11.) Did any patients have side-effects from the treatment?

a.) What were the side effects?

b.) What was the worse side-effect?

c.) Did anyone die from the treatment and not the cancer?

Some patients do not die from their cancer, but die from the treatment. You should ask questions to learn the risks of the procedure.

12.) (For breast cancer) Since mastectomies have been largely abandoned in most 1st world countries in favor of lumpectomies for nearly 30 years, why are you recommending it for me?

13.) What percentage of your patients with my diagnosis/type of cancer have been cured?

14.) Do you have any financial or research interest in this treatment you are recommending?

a.) For example, how much are you earning to perform this surgery?

Some surgeons have financial arrangements or other financial incentives that could be construed as a conflict of interest.
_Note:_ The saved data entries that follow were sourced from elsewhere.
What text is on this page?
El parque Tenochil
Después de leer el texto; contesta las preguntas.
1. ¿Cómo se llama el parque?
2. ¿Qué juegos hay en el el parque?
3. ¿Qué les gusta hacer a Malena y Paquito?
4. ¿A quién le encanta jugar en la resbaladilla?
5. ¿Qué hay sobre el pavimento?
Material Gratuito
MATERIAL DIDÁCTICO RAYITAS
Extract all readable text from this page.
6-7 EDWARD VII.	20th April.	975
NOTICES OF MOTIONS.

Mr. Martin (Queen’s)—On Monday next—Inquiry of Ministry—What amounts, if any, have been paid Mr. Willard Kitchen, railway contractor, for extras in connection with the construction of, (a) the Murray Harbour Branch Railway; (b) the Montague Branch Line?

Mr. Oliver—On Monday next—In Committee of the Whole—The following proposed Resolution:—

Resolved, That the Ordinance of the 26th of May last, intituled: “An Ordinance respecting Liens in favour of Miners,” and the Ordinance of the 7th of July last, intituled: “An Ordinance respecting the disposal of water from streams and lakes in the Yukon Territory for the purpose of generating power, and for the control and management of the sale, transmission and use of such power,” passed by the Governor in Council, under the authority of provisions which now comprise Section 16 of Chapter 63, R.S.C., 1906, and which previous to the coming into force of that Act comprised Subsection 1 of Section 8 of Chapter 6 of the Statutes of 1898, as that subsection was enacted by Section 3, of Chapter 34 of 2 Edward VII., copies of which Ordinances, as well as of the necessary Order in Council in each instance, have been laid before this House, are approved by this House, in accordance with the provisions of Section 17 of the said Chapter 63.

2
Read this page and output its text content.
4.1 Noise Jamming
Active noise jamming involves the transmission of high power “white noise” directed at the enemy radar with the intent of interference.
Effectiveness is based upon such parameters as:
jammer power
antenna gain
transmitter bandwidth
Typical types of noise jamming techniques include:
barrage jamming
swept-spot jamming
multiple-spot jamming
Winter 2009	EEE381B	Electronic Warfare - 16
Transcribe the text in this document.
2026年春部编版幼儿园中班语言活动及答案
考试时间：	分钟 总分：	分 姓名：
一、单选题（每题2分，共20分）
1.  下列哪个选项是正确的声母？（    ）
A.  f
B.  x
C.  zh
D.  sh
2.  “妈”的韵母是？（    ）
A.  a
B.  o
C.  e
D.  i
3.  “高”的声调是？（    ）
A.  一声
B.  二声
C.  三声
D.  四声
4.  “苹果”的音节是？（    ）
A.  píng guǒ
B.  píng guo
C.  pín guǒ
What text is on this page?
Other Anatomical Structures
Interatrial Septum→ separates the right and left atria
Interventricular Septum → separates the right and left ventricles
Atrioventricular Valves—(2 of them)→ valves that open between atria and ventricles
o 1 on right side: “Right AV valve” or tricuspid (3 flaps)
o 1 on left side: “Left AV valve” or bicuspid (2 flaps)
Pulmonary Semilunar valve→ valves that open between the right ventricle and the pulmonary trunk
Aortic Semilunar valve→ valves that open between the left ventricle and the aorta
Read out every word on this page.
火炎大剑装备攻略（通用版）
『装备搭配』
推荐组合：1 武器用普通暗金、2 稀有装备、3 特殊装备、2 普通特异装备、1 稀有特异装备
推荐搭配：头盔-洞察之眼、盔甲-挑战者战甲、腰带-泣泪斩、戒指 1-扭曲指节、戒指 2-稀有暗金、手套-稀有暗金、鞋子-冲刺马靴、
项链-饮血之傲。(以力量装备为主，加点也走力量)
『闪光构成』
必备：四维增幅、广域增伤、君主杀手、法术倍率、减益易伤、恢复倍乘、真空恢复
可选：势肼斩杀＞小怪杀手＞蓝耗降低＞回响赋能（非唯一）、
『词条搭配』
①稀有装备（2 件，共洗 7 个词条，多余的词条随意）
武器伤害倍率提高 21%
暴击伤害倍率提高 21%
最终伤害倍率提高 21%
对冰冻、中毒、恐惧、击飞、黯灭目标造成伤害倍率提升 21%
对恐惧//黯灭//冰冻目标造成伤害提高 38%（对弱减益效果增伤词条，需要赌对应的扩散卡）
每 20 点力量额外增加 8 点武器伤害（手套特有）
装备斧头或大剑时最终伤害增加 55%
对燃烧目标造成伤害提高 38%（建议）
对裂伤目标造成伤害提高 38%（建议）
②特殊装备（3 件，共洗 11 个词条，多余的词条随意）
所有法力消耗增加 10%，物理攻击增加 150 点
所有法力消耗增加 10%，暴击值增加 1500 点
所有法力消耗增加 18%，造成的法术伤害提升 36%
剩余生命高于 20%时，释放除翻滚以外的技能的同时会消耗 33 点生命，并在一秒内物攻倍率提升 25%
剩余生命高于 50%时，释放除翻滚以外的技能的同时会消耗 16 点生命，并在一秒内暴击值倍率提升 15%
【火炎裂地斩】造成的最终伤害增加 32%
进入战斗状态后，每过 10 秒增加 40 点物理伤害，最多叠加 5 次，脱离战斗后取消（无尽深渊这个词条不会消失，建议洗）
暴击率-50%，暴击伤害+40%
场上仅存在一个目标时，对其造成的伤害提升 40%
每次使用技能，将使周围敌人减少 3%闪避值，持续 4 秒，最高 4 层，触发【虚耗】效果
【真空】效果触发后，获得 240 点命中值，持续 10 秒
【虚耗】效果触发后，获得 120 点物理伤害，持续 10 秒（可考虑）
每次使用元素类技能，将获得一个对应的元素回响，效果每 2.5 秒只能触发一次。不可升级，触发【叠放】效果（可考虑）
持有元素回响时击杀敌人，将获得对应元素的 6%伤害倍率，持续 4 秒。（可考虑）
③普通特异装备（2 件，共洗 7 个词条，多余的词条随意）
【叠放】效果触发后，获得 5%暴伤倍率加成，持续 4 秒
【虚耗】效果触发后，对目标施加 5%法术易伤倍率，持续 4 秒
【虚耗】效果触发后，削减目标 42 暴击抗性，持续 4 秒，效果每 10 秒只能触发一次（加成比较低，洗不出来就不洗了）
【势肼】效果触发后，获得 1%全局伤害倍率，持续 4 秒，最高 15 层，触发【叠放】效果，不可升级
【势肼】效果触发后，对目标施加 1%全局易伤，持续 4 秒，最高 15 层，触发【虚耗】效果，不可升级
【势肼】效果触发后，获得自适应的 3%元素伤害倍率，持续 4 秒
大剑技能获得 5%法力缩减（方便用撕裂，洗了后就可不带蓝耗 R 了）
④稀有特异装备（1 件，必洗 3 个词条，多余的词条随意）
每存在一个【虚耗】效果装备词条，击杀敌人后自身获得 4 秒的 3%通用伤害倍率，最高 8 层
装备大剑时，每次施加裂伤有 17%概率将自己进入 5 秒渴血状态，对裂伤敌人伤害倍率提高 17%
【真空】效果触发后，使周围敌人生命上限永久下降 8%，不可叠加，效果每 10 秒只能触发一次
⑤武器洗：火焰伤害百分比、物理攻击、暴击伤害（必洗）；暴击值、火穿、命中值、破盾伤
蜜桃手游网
You should find out whether your doctor(s) has any financial or research interest in recommending a certain treatment.

15.) If you order a CT scan, MRI, tests, or any other procedures, do you get a commission, rebate, or kickback?

a.) How much do you get?

16.) Before the treatment, will I be required to sign a waiver that releases you or the hospital from any harm caused by the treatment?

17.) What legal solutions are available to me if the procedures administrated to me by this hospital hurt me?

18.) How much will my treatment cost me?

19.) How much profit will the hospital make from my treatment?

20.) How much profit will you make from my treatment?

21.) If you were me, would you take the treatment that you are recommending?

22.) Do you have a plan to address my circulating tumor cells?

23.) How will this treatment change the cancer environment: will it only kill some of the cancer cells and leave me vulnerable when the cancer stem cells go on to create more cancer?

24.) How will you support my immune system during treatment?

25.) What is my prognosis with no surgery?

Comparisons are very seldom made between the results of a clinical trial and those patients who received no treatment at all. When survival and quality of life comparisons are made, they are usually made between two or more treatments, not between treatment and no treatment. It is very difficult, therefore, for any surgeon to objectively answer the question of how long treated patients lived and what was their quality of life compared to those who received no sugery. Nonetheless, it may be of interest to ask your doctor for a reference/study that discusses this. Be advised that such studies may not be available.

Remember, if a procedure has not been proven to cure, significantly prolong actual survival, or improve the quality of life — if it only temporarily debulks tumors, with a probable loss in well-being — then it is at most entirely experimental and unproven, and should not be represented as anything else. At worst, it could be not just ineffective, but painful, destructive — or even fatal.